Ultimo contatto e ricerche in corso
Un dettaglio rende la vicenda ancora più drammatica: al momento del crollo, Racanati era al telefono con la moglie. La chiamata si è interrotta all’improvviso, facendo scattare l’allarme tra i familiari. Da allora non ci sono più stati contatti.
La figlia ha lanciato un appello sui social, spiegando che l’ultima posizione del padre risultava nella zona di Termoli e che da oltre 12 ore non si hanno notizie. Le autorità hanno successivamente individuato l’area in cui l’auto sarebbe finita.
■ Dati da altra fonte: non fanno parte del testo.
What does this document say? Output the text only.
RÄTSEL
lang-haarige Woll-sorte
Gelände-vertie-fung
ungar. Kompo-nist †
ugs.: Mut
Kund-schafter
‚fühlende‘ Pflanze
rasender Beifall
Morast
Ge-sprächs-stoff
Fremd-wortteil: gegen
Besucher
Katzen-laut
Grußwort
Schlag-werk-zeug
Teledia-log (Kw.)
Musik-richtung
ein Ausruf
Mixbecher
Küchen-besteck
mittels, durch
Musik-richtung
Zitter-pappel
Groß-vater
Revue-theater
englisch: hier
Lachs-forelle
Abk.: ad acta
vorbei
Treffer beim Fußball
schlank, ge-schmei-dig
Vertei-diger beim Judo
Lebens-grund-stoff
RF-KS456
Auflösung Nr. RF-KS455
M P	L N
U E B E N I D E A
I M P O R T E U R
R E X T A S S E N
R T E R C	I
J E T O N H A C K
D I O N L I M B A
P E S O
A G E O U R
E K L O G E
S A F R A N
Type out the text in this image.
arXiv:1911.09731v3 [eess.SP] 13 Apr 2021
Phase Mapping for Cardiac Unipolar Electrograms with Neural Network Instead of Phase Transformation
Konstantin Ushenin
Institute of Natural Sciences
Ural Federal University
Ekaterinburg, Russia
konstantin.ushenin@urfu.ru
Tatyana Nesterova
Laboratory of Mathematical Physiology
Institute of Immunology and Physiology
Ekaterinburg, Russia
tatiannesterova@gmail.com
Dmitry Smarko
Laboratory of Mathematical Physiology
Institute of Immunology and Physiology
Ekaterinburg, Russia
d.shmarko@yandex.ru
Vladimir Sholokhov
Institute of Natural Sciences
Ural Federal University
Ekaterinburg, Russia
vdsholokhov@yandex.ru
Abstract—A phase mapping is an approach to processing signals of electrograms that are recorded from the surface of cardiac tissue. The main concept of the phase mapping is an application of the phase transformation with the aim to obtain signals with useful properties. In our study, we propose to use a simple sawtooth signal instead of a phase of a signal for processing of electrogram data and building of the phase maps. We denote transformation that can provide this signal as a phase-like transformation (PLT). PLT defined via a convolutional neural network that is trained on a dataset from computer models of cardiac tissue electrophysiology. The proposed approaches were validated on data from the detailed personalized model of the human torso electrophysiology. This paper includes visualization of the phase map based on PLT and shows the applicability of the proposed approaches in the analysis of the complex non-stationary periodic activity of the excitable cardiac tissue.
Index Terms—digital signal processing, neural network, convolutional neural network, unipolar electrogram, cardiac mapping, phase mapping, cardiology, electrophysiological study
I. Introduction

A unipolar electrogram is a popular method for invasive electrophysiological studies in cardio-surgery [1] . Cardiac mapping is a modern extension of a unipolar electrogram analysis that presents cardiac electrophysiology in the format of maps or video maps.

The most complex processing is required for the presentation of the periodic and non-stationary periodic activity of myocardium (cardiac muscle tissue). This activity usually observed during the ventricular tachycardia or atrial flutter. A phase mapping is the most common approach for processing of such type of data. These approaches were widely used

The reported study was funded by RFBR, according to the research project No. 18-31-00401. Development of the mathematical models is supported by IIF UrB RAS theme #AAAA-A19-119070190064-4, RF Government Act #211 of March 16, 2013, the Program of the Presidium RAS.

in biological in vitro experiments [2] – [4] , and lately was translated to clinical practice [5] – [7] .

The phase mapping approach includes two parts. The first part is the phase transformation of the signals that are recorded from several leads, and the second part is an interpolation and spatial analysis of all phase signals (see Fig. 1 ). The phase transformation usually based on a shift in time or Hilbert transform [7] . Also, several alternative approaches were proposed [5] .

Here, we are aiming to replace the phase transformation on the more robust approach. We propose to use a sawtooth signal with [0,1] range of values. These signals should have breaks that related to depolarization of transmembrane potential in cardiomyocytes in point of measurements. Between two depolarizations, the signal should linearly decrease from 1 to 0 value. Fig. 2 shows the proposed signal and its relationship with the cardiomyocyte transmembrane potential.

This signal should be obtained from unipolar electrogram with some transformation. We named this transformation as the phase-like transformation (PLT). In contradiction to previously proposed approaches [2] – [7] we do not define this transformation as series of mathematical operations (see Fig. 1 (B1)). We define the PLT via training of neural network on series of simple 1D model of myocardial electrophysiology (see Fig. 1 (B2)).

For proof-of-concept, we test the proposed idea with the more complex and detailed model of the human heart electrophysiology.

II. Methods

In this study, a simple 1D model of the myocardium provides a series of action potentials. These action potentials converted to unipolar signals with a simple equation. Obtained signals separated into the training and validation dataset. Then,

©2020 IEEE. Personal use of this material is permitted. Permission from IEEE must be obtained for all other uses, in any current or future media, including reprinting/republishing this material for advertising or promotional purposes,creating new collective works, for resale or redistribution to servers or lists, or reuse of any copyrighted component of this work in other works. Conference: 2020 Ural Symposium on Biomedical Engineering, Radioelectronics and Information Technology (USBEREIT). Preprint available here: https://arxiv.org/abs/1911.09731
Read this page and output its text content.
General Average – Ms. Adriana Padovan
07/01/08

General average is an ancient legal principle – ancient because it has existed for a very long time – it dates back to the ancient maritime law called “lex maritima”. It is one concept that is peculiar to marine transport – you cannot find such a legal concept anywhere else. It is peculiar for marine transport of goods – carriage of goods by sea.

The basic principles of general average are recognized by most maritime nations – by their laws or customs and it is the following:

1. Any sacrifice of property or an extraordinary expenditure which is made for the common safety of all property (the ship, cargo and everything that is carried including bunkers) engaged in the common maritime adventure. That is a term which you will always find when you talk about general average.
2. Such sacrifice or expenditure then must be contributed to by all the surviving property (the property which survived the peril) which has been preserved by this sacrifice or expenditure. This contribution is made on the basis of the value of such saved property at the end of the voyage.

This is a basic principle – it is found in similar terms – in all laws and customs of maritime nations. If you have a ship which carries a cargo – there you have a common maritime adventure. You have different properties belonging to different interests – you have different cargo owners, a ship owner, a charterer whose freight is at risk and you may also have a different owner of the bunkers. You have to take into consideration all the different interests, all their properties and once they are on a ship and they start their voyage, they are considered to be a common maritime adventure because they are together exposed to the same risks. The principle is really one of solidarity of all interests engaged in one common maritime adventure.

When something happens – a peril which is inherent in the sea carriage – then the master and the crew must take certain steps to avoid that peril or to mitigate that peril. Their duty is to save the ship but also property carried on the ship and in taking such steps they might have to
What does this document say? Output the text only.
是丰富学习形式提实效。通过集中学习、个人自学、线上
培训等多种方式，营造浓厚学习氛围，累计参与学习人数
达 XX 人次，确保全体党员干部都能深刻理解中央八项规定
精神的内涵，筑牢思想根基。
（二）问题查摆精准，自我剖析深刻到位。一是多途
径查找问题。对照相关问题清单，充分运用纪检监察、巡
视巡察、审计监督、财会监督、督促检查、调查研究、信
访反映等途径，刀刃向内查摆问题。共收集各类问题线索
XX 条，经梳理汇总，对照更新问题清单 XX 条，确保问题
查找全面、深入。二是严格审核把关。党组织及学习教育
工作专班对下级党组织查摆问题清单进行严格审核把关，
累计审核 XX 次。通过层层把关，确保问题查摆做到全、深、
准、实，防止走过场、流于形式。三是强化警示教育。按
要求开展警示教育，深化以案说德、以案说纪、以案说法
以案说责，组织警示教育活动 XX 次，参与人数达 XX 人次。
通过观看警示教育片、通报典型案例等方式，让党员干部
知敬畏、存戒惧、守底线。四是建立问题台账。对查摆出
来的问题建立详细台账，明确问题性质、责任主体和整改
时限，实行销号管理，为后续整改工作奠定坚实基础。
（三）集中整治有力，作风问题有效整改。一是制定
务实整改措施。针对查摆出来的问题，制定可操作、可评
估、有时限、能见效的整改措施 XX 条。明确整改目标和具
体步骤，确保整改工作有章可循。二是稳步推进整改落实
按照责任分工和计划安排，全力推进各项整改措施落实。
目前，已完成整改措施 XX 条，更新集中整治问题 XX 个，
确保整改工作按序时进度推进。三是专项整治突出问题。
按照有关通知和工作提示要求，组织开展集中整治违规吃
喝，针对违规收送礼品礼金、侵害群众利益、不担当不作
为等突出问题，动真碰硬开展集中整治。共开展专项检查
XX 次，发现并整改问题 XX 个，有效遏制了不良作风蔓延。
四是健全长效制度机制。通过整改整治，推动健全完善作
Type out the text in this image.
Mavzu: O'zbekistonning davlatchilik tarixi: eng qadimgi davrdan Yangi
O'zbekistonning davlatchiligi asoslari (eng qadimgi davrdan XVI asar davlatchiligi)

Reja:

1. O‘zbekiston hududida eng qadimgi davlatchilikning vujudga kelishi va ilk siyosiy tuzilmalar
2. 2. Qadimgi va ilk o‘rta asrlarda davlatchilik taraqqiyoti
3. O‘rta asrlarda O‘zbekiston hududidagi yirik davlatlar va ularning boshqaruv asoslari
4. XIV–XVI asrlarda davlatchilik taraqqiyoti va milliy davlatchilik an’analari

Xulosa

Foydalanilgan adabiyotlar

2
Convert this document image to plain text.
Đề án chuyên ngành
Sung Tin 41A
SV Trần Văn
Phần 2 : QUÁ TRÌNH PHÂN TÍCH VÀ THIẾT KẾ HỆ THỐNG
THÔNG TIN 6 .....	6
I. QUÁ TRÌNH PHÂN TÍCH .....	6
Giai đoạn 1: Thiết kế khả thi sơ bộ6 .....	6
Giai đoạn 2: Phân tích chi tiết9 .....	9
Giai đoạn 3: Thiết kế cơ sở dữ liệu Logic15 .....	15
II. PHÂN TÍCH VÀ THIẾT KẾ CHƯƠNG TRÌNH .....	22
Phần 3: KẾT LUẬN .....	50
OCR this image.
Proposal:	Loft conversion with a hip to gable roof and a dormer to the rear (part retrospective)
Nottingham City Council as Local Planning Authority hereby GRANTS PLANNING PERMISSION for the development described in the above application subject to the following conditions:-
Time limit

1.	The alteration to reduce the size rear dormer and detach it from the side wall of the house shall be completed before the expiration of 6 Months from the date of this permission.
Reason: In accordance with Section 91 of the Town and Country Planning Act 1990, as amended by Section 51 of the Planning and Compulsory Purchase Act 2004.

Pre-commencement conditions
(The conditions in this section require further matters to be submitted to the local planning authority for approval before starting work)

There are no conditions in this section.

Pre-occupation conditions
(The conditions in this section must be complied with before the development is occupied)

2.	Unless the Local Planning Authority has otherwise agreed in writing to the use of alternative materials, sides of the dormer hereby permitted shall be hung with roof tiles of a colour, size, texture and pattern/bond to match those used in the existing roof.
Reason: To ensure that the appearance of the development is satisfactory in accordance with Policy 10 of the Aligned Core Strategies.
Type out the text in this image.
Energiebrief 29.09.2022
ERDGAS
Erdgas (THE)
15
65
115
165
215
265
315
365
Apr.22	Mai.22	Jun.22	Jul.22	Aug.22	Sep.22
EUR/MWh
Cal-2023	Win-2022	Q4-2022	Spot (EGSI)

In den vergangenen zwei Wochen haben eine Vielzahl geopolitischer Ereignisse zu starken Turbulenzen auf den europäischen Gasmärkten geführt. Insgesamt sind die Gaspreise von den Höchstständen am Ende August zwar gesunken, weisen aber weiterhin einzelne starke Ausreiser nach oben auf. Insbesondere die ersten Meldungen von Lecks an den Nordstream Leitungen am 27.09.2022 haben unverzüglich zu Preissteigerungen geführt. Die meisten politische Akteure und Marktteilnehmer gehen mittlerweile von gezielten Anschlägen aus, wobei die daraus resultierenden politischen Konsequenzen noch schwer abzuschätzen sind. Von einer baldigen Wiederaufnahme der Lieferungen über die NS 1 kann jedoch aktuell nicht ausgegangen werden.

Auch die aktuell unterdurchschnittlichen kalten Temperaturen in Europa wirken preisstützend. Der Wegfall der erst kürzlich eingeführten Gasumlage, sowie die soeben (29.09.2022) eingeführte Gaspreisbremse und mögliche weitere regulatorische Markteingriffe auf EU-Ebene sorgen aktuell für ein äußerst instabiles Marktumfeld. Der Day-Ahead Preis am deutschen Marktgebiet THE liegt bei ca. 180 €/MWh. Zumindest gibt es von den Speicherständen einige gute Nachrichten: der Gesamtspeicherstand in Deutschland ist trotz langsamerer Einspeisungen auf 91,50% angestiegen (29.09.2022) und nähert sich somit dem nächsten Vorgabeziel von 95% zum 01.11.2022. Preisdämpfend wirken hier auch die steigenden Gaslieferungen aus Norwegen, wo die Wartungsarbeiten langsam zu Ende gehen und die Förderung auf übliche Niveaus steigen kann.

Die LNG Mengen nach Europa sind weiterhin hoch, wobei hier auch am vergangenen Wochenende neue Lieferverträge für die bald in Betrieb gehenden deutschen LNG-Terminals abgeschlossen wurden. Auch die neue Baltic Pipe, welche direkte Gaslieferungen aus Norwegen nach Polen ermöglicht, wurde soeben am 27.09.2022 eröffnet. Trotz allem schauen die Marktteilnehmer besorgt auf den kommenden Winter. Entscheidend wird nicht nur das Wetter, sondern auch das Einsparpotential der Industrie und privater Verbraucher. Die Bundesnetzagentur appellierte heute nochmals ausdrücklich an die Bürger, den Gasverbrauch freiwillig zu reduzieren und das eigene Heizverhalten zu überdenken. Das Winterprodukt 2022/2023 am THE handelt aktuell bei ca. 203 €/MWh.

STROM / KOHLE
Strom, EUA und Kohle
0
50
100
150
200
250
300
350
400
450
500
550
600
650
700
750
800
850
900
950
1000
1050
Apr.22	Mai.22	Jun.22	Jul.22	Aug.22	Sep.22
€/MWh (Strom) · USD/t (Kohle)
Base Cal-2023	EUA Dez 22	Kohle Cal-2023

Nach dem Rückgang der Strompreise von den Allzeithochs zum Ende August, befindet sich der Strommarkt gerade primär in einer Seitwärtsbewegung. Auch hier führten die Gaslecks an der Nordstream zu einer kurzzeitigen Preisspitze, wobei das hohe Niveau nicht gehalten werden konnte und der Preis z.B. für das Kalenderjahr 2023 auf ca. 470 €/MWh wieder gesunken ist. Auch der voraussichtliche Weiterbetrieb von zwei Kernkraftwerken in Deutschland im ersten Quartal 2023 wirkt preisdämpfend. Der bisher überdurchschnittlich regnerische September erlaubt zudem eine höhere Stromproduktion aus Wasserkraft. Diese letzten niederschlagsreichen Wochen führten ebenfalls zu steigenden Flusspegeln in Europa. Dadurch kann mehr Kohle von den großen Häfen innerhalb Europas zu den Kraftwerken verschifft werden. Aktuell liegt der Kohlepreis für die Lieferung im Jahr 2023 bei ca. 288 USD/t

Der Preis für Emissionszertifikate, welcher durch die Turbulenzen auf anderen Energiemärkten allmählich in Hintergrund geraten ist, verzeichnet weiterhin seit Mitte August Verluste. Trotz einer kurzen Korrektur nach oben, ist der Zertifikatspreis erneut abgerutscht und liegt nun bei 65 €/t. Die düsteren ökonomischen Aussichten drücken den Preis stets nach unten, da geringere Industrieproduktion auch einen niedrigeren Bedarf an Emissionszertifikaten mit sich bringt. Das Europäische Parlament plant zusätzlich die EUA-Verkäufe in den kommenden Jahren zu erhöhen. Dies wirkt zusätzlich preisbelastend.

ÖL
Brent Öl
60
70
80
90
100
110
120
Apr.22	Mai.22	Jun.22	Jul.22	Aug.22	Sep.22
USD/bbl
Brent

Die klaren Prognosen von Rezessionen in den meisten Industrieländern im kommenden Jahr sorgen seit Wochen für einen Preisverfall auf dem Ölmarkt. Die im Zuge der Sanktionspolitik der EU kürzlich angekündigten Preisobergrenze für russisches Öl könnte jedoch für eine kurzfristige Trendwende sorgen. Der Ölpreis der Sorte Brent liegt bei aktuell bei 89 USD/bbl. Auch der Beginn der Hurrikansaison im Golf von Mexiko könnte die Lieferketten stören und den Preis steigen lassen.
Le operazioni di ricerca coinvolgono vigili del fuoco, sommozzatori ed elicotteri, insieme ai mezzi della Capitaneria di Porto. Le squadre stanno perlustrando sia il tratto fluviale sia la zona della foce, dove i fondali sono resi difficili dal fango e dalla scarsa visibilità.
La Procura di Larino ha aperto un fascicolo per crollo colposo e sta valutando eventuali responsabilità. Non si esclude che l’inchiesta possa estendersi anche all’ipotesi di omicidio colposo nel caso venga accertata la morte dell’uomo.
Il ponte era stato interessato da lavori di manutenzione nel 2019, interventi che avrebbero dovuto garantire la sicurezza della struttura. Dopo il crollo, anche un altro collegamento nella zona, sulla provinciale 55, è stato chiuso in via precauzionale, lasciando l’area isolata.